The entire prow of the enemy ship vanished in a deafening thunderclap and a ball of blazing flame. The rest of the ship, a seething inferno, plunged to its doom.

Now we engaged our two wary adversaries with hastily devised fire arrows, which were ordinary shafts, whose barbed tips were bound with a bit of greasy waste, set afire by coals fetched from the galley. In no time a fifth ship went screaming down in flames. As for the sixth, it blundered within range of the catapult, and sank to crash on the fanglike peaks of the mountains far below, a gaping hole in its hull.

And thus the first aerial battle in the history of Thanator was concluded. In twenty minutes, or a bit less, we had downed six ships and cleared the skies of foemen.
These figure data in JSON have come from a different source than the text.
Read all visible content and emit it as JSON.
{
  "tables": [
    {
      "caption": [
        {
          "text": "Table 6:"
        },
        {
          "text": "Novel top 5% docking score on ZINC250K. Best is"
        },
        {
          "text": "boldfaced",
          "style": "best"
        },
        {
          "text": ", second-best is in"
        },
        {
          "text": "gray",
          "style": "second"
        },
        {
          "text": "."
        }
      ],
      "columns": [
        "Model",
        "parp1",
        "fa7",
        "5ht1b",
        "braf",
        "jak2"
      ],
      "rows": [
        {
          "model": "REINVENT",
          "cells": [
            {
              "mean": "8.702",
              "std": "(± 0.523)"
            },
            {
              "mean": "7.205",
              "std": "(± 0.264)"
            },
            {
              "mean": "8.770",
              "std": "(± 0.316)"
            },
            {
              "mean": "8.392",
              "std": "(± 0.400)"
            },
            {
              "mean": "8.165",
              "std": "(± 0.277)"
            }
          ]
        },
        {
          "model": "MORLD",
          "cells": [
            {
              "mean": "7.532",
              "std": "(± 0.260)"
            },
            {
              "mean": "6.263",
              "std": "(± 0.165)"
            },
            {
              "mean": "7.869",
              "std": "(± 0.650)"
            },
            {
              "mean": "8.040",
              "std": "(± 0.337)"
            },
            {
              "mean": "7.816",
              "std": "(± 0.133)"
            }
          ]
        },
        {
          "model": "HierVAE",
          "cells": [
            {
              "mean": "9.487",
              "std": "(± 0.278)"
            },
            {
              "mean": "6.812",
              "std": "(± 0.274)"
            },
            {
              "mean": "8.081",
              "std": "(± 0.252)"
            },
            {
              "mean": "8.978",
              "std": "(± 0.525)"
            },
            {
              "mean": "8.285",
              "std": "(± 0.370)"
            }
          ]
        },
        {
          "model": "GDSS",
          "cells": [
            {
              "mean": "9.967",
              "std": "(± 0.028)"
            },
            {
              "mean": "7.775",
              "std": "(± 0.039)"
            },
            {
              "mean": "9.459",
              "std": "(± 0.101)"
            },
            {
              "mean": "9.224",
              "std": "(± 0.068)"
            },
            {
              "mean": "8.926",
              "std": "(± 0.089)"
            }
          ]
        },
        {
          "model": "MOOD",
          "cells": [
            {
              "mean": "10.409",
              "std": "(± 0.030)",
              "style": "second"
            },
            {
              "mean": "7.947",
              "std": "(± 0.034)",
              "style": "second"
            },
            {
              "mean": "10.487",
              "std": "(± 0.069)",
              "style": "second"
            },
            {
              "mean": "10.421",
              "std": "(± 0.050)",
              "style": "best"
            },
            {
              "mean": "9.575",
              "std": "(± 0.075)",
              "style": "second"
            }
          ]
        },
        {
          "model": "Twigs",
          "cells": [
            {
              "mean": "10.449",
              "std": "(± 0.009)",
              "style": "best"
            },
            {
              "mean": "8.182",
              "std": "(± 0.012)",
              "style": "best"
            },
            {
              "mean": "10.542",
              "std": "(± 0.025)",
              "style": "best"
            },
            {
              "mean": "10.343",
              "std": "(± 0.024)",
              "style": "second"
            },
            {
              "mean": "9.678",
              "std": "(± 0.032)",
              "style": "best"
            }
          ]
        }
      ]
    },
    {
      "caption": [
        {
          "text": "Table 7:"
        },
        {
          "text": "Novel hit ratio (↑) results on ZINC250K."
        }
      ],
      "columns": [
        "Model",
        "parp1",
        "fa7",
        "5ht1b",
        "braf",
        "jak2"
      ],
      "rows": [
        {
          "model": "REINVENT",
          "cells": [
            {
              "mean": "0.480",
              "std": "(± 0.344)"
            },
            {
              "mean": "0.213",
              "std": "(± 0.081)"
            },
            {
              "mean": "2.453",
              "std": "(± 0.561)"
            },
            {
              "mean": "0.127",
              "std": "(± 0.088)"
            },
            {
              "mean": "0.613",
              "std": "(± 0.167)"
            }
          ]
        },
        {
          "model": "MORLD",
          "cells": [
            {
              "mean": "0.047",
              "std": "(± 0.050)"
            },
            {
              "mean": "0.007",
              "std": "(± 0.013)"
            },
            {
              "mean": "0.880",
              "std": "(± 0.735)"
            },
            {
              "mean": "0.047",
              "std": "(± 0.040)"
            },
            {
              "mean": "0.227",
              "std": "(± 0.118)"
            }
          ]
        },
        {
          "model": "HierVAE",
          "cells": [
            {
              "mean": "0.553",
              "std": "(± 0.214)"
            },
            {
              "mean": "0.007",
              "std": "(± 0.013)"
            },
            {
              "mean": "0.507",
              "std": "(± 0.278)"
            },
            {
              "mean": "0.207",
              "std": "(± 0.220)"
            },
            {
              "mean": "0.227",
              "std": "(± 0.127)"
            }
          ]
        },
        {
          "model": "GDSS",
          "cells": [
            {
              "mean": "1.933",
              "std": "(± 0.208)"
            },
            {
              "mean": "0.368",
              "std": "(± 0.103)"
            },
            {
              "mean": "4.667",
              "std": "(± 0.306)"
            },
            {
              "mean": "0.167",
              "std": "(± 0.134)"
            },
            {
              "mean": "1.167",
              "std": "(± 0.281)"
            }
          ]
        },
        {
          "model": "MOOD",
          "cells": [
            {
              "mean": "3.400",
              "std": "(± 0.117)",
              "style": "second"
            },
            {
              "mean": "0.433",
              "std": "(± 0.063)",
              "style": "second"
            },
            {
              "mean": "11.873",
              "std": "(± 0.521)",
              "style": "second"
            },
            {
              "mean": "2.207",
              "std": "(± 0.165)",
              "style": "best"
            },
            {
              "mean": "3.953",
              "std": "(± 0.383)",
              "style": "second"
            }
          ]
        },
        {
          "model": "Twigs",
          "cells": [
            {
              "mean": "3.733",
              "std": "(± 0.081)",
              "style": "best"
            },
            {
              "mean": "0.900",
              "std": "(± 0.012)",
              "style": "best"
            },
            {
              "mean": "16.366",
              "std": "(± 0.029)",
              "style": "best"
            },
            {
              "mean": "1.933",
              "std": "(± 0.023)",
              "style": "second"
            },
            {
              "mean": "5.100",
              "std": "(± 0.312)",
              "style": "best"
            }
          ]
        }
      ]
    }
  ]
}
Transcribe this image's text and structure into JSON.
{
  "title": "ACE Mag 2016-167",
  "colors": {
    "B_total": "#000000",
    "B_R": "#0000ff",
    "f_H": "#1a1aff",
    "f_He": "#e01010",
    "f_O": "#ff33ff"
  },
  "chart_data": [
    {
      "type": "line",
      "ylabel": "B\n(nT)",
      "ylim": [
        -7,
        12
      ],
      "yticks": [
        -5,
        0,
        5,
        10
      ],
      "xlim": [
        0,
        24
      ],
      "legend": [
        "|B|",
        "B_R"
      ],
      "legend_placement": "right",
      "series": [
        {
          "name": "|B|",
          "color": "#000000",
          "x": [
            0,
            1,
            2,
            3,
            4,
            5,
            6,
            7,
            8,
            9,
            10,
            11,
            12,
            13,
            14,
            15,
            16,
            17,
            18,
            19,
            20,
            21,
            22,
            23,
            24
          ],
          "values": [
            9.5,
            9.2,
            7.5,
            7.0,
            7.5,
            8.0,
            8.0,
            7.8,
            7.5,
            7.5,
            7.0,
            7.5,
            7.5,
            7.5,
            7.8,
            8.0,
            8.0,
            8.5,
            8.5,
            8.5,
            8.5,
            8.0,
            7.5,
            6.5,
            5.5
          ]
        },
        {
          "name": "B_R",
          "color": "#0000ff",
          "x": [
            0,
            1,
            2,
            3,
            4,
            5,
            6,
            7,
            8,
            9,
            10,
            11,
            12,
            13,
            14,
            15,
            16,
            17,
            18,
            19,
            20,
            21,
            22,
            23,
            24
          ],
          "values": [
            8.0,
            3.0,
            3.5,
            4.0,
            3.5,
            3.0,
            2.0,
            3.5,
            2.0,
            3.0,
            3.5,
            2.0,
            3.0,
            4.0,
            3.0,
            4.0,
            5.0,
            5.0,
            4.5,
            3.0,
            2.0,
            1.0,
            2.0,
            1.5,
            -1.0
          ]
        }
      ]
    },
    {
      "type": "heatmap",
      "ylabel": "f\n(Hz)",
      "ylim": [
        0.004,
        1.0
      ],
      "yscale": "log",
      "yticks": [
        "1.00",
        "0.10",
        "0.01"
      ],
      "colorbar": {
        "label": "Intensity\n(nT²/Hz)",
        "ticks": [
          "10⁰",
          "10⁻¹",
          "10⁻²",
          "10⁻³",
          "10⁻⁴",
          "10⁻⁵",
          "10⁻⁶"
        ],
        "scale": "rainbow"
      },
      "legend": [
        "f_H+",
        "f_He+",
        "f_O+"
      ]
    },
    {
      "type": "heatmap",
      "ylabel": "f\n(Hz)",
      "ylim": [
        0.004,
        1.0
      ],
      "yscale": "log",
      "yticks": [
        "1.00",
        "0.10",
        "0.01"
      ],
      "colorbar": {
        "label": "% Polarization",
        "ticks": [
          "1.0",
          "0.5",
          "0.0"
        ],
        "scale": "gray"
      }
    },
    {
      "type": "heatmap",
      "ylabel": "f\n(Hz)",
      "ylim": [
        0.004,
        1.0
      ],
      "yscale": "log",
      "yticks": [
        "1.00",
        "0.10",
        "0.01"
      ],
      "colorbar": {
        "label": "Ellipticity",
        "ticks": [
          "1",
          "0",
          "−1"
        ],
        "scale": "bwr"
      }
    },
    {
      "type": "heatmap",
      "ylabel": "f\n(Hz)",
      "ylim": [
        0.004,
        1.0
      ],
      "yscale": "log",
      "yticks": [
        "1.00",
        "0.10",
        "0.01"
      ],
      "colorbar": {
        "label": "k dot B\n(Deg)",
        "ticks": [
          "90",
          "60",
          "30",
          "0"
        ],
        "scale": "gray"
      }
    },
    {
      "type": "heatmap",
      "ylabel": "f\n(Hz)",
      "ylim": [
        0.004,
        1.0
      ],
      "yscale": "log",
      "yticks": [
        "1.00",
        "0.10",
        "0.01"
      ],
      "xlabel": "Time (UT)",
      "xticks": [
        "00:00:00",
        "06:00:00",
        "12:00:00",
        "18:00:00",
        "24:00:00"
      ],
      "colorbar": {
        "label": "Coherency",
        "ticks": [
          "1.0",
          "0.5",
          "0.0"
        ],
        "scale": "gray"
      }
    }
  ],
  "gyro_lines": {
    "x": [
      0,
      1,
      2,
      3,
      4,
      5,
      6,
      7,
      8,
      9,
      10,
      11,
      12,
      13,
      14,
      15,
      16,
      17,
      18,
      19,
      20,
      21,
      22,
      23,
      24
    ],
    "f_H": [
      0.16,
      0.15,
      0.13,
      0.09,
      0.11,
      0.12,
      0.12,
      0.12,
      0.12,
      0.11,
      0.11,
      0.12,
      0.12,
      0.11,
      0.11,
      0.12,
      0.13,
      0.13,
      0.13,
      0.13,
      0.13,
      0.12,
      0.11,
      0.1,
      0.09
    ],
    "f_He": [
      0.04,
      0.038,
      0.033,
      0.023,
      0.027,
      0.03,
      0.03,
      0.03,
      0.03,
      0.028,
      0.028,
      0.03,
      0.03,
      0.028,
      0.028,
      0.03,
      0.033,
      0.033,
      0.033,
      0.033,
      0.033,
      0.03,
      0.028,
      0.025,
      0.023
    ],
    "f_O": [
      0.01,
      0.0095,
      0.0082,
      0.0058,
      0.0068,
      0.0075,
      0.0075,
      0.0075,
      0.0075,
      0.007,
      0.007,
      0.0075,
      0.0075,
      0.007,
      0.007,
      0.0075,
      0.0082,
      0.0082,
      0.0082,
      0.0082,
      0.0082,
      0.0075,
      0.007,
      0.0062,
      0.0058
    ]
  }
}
In the engagement precisely one Shondakorian had been injured when an arrow pierced his upper arm. The shaft had been removed, the wound sponged clean and smeared with salve and bandaged, and the man was in good humor, joking with his comrades.

We circled the mountaintop city in preparation for our departure. And it was one of my former fellow gladiators who gave me the key to rendering the Sky Pirates helpless to avenge our attack. This fellow had been a slave in the gas mines before being condemned to the arena for striking a guard who had sought to whip one of his friends to death for some minor infraction of the rules.

He pointed out the gas mines to me; they were on the crest of the mountain, just below the peak where the arena and the palace citadel of the Zanadarian rulers were situated. It seems that the mountain held vast pockets of buoyant gas, which the Zanadarians had capped with massive iron valves. My informant did not need to point out what an excellent diversionary tactic to cover our escape it would be if we could knock off one of these valves and ignite the escaping gas.

The feat could best be left to a tharian. I explained the scheme to the assembled crew and called for volunteers from among the former gladiators. I was a bit disconcerted to see that it was my friend Ergon who was the first to step forward.

His great mace slung over his shoulder in a hastily jury-rigged baldric, we lowered him on a line to the row of stone chimneys, after first sweeping the scene with arrows, driving away the mine guards. With our hearts in our mouths we watched from the hovering ship as Ergon’s tiny figure clung to the top of one chimney, beating the massive valve askew with ringing blows of his great mace.

It seemed to take forever. ‘Darkness had already fallen, the swift quenching of the sourceless golden radiance that is the Thanatorian equivalent of daylight. The world was thrust suddenly into darkness, save for the dim, enormous globe that was the orange-banded giant planet Jupiter, thrusting his luminous orb over the horizon. In the sudden dark, enemy craft could descend upon us unseen. Our danger increased with every moment we remained here.